The Precious Medicine

By Zalman Rudman

Published in ChaBaD’sSichat Ha-Shavua” (#1043, 29.12.06)

Abridged translation from Hebrew by Sh. Gurevich

 

The childhood and youth of R. Daniel Horowitz were spent in an agricultural atmosphere – between fields, orchards and animals. He was born in 1913 in the Hungarian town of Bartzika. Daniel was the sixth generation of R. Shmuel Shmelke Ha-Levi Horowitz of Nikolsburg.

When Daniel was a child, his family moved to the village Brente, there they lived in peace and prosperity. His father R. Nathan Zvi rented lands for agriculture and employed many workers. Additionally, he had a big herd of cows and supplied milk to the Jews of Mishkoltz. Within the family, the work on earth was always accompanied with a dream of coming to Eretz Israel and cultivating its soil. Daniel studied in a yeshiva in Pressburg, and later joined his father to help him in his agricultural activities. After his marriage, Daniel was occupied in cattle trading.

The family’s peaceful life was abruptly cut by the outbreak of the World War Two. Daniel was conscripted into one of the Hungarian working squads which acted in full cooperation with the Germans. He was sent firstly to Ukraine to cut trees in the forests for three years, and after that to the German town of Ninenberg, for construction of underground bunkers. These were the years of hard work for many hours, in terrible conditions of hunger, cold and disease.  It was not surprising that the death rate in the working squads was very high.

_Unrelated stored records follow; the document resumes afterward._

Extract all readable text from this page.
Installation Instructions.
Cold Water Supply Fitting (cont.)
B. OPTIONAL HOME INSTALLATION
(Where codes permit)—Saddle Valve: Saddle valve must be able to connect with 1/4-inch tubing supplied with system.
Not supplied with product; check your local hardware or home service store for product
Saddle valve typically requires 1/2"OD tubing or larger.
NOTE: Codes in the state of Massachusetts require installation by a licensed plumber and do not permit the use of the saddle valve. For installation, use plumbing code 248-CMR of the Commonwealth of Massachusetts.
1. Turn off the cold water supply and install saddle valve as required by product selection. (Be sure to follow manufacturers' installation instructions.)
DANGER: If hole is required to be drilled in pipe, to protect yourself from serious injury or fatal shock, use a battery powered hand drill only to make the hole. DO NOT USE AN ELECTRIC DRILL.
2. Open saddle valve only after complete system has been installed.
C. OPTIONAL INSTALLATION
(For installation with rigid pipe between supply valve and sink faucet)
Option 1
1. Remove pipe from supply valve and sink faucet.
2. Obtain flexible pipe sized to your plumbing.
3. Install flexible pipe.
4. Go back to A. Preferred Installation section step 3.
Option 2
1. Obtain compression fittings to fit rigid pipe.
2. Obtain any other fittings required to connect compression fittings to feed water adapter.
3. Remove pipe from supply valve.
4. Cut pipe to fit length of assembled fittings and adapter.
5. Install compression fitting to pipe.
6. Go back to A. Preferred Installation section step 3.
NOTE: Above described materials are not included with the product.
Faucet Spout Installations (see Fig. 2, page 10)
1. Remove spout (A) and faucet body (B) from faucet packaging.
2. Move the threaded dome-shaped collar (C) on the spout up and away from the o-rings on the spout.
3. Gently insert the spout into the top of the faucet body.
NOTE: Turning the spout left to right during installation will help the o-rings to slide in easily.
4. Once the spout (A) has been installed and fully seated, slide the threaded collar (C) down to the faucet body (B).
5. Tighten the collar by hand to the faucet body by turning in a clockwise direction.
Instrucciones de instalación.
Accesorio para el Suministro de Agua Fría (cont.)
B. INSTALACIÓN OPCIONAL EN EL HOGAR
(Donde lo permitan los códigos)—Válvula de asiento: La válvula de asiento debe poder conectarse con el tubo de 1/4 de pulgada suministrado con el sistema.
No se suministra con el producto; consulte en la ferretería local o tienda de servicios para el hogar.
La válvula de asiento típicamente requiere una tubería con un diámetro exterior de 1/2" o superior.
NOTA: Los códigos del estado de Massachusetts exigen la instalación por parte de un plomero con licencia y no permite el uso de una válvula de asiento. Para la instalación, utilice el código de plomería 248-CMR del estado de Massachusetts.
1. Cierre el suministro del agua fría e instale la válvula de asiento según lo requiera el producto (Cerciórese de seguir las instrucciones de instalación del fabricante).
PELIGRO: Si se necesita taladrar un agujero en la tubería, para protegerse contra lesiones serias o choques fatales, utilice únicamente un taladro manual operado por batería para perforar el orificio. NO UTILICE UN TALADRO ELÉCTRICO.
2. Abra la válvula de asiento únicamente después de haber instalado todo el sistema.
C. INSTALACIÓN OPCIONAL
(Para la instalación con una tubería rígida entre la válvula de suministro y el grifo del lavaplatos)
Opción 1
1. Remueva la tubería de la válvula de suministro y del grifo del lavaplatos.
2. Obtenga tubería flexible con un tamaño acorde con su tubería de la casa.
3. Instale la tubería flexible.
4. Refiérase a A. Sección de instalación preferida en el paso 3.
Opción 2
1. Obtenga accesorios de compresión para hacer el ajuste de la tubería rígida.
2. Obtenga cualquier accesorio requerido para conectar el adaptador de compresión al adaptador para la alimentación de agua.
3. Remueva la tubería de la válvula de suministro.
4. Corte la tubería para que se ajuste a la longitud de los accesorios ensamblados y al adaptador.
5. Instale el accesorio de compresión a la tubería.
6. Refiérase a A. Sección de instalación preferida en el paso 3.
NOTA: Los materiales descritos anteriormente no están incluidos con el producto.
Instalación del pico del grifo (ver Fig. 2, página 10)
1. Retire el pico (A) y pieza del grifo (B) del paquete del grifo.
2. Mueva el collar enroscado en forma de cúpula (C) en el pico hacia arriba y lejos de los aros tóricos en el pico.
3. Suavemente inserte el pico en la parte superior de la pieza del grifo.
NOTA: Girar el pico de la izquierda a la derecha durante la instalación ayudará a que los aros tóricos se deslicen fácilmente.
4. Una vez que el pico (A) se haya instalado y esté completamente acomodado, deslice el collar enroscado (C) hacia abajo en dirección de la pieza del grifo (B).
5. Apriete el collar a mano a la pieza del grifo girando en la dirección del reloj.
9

One day death looked in the face of Daniel. These days he weighed only 35 kg. It was after he was sent from Ninenberg to Dachau concentration camp. On his way to Dachau he was infected with Typhus. The disease utterly weakened Daniel and he could not continue to work. He just thought he was doomed to death – but suddenly the redemption came from where it by no means was expected to appear.  He was sent for a check at the camp’s German doctor. The doctor measured his temperature – it was 40 degrees Centigrade. “What is your name?” - asked the doctor in German. “Dezso (Daniel) Horowitz”- replied Daniel. The doctor looked at him with examining glance. He neared his lips to Daniel’s ear and whispered: “If so – you are a Levi!”. The heat and weakness did not blur Daniel’s consciousness. “Yes”, he said, stunned, “Yes, I am Levi”. “This means that you belong to my family!”- added the doctor. He went to the corner of the room, opened the door of the cabinet of medicines and took out a hypodermic needle and a small bottle of penicillin, and injected it into Daniel’s body. It was written on the bottle in big letters: “Only for SS officers and German soldiers!”

The penicillin injection saved Daniel’s life. In a couple of days he recovered and went to look for the doctor to thank him but, unfortunately, he did not succeed in finding him. The doctor disappeared and all trace of him was lost.

The Germans were defeated, and victorious Americans entered Dachau to liberate its prisoners. After the war Daniel returned to Hungary. There he was struck by terrible news about his family. His wife and the little daughter had been sent to Auschwitz and never came back. He was also told that his brother had been shot by a German sniper, and his two sisters perished in Auschwitz as well.

Daniel started to restore his life from ruins and reconstruct it anew. He married Miriam Zeizler and together with the rest of his brothers planned to move to Eretz Israel. One night they sailed together on the board of a rickety boat “Knesset Israel” specially chartered to bring illegal immigrants to Eretz Israel.  But, when they neared the cost, they were detected by the British and sent to the Cyprus detention camp.

Only in 1947 the family succeeded in arriving safely to the coast of Eretz Israel. Daniel established his home in Pardes Channa. There he continued the family’s tradition and realized his old dream of agricultural work in the Holy Land. R. Daniel passed away peacefully on 7th Tevet 5766 (7.1.2006). His daughter Dina Levin from Bnei Brak sent this story to “Sichat Ha-Shavua”.